Javier Muñoz

Personal information
- Born: 17 May 1974 (age 51) Lugo, Spain
- Position: Head coach
- Coaching career: 1998–present

Career history

As a coach:
- 1998–2002: Estudiantes de Lugo
- 2002–2004: CB Breogán (assistant)
- 2004–2005: Estudiantes de Lugo
- 2005–2006: Club Baloncesto Calpe (assistant)
- 2006–2007: CB Breogán (assistant)
- 2007–2008: Club Melilla Baloncesto (assistant)
- 2008–2009: CEBA Guadalajara
- 2009–2010: Club Ourense Baloncesto
- 2010–2014: Durán Maquinaria Ensino
- 2014–2017: Club Melilla Baloncesto (assistant)
- 2017–2018: Fuerza Regia de Monterrey (assistant)
- 2018–2019: Santos del Potosí
- 2019–2024: CB Breogán (assistant)
- 2024–2025: Abejas de León

= Javier Muñoz (basketball) =

Spanish basketball coach

Javier López Muñoz (born 17 May 1974) is a Spanish basketball coach.

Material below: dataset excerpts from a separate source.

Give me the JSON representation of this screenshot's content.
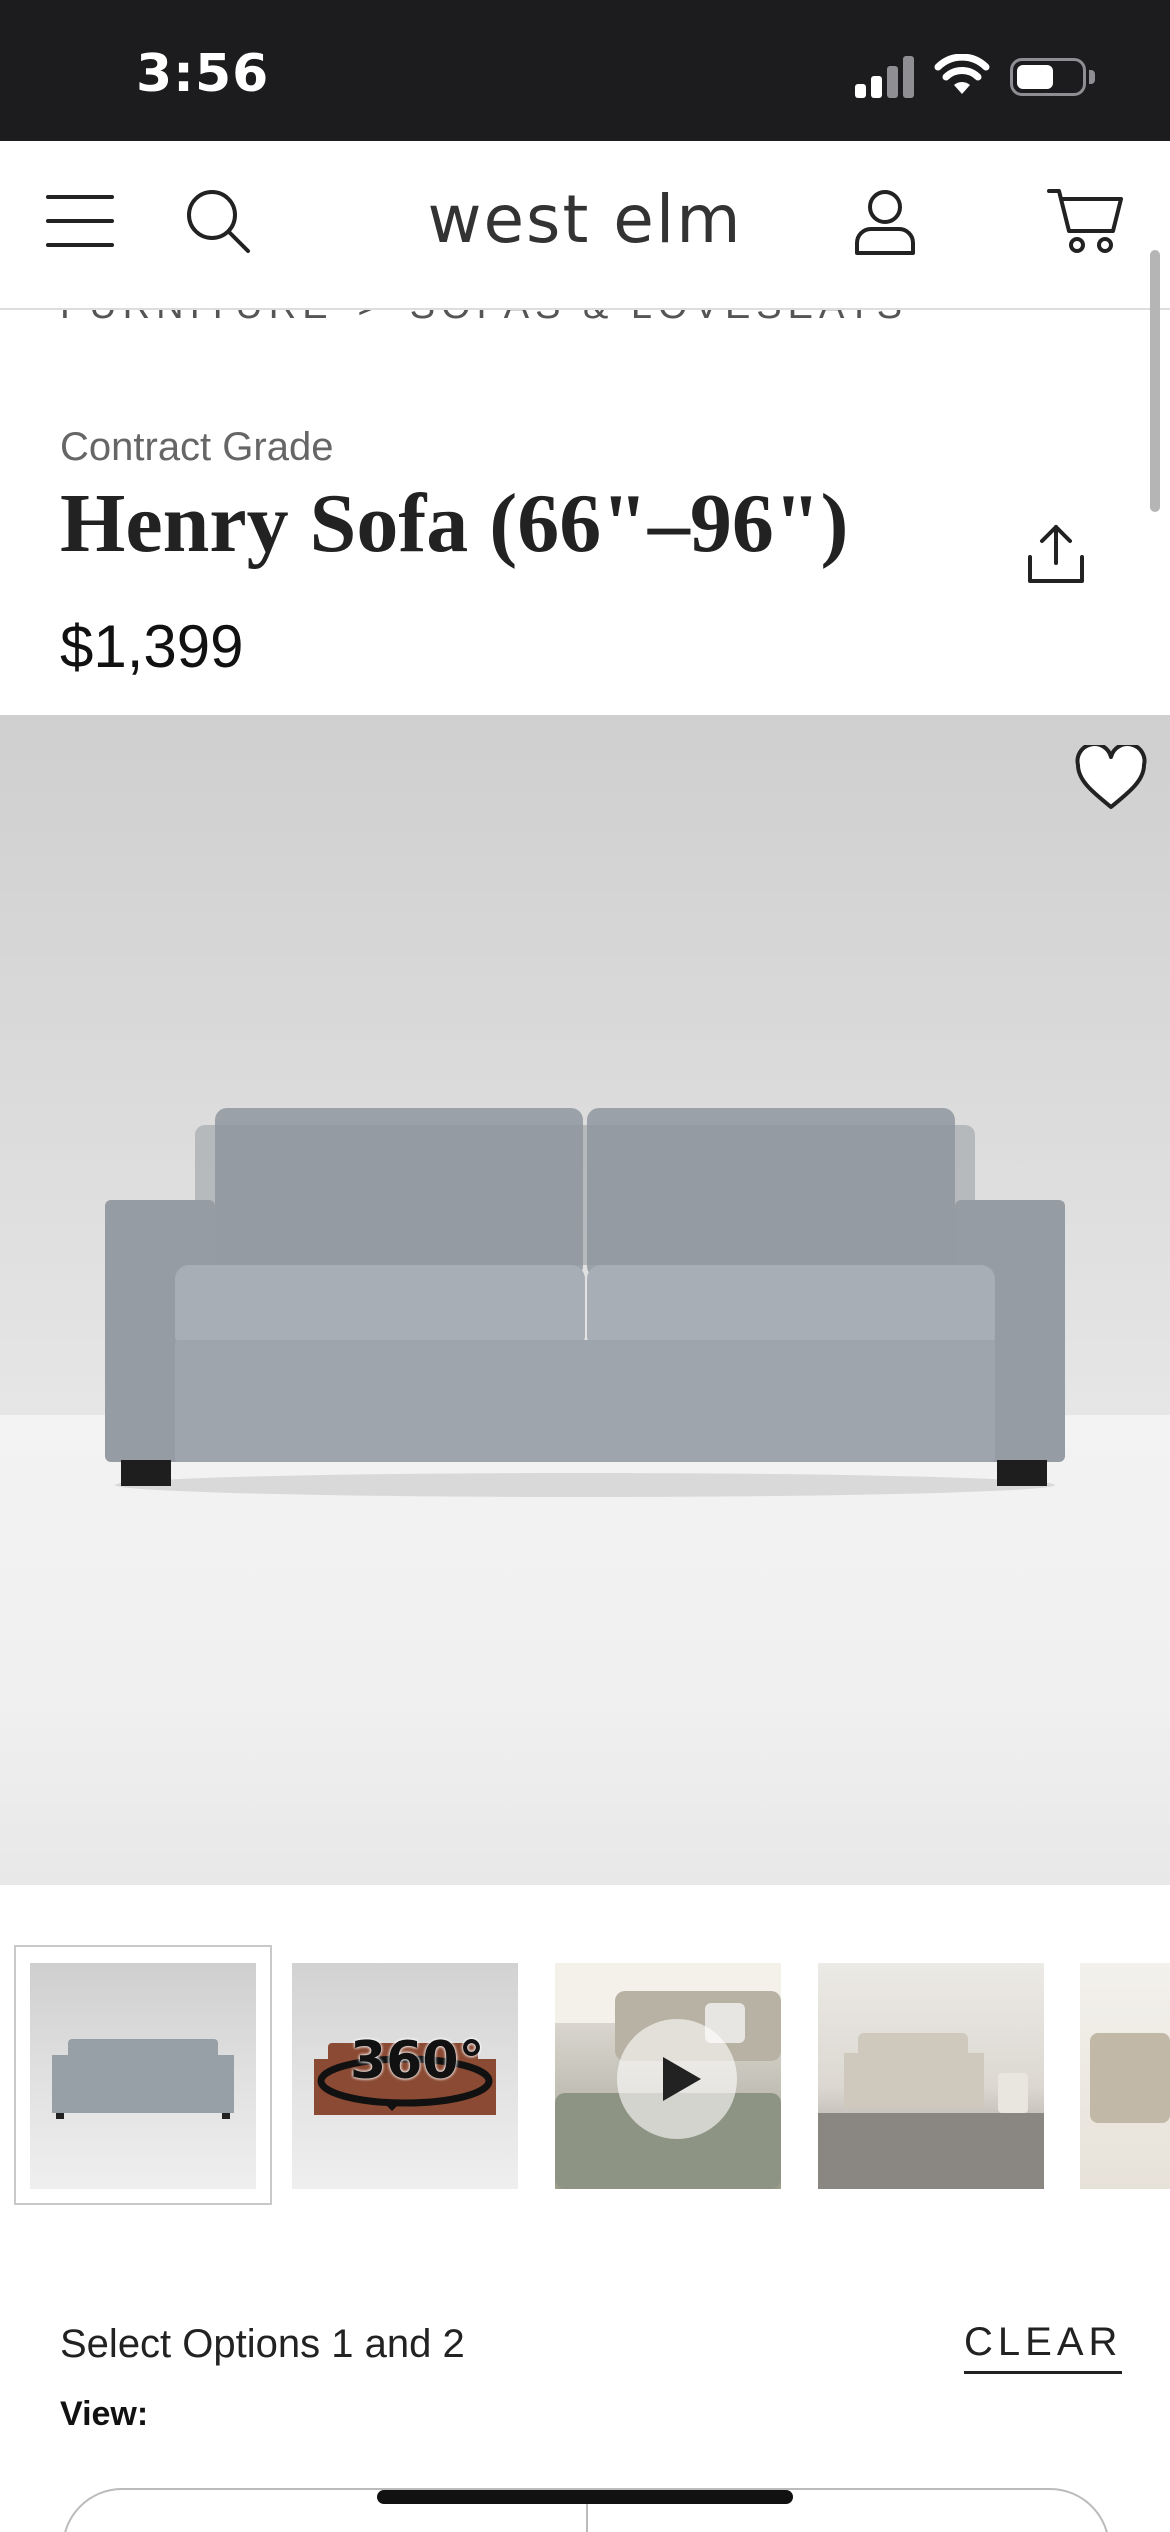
{
  "status_bar": {
    "time": "3:56"
  },
  "header": {
    "logo": "west elm",
    "icons": [
      "menu-icon",
      "search-icon",
      "account-icon",
      "cart-icon"
    ]
  },
  "breadcrumb": {
    "items": [
      "FURNITURE",
      "SOFAS & LOVESEATS"
    ],
    "separator": ">"
  },
  "product": {
    "eyebrow": "Contract Grade",
    "title": "Henry Sofa (66\"–96\")",
    "price": "$1,399"
  },
  "gallery": {
    "badge_360": "360°",
    "thumbnails": [
      "front-view",
      "360-view",
      "video",
      "room-view",
      "side-view"
    ]
  },
  "options": {
    "title": "Select Options 1 and 2",
    "clear_label": "CLEAR",
    "view_label": "View:"
  },
  "colors": {
    "status_bar_bg": "#1c1c1e",
    "sofa": "#9fa6ad",
    "text": "#222222"
  }
}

He is the head coach of the Abejas de León.
==Coaching career==
Muñoz started his coaching career in Spain with Estudiantes de Lugo.
In the 2017–20 season, he was the assistant coach for Fuerza Regia de Monterrey in Mexico. In 2018 he joined Santos del Potosí. In 2019 he joined the staff of CB Breogán.
On 2024, Muñoz signed with the Abejas de León.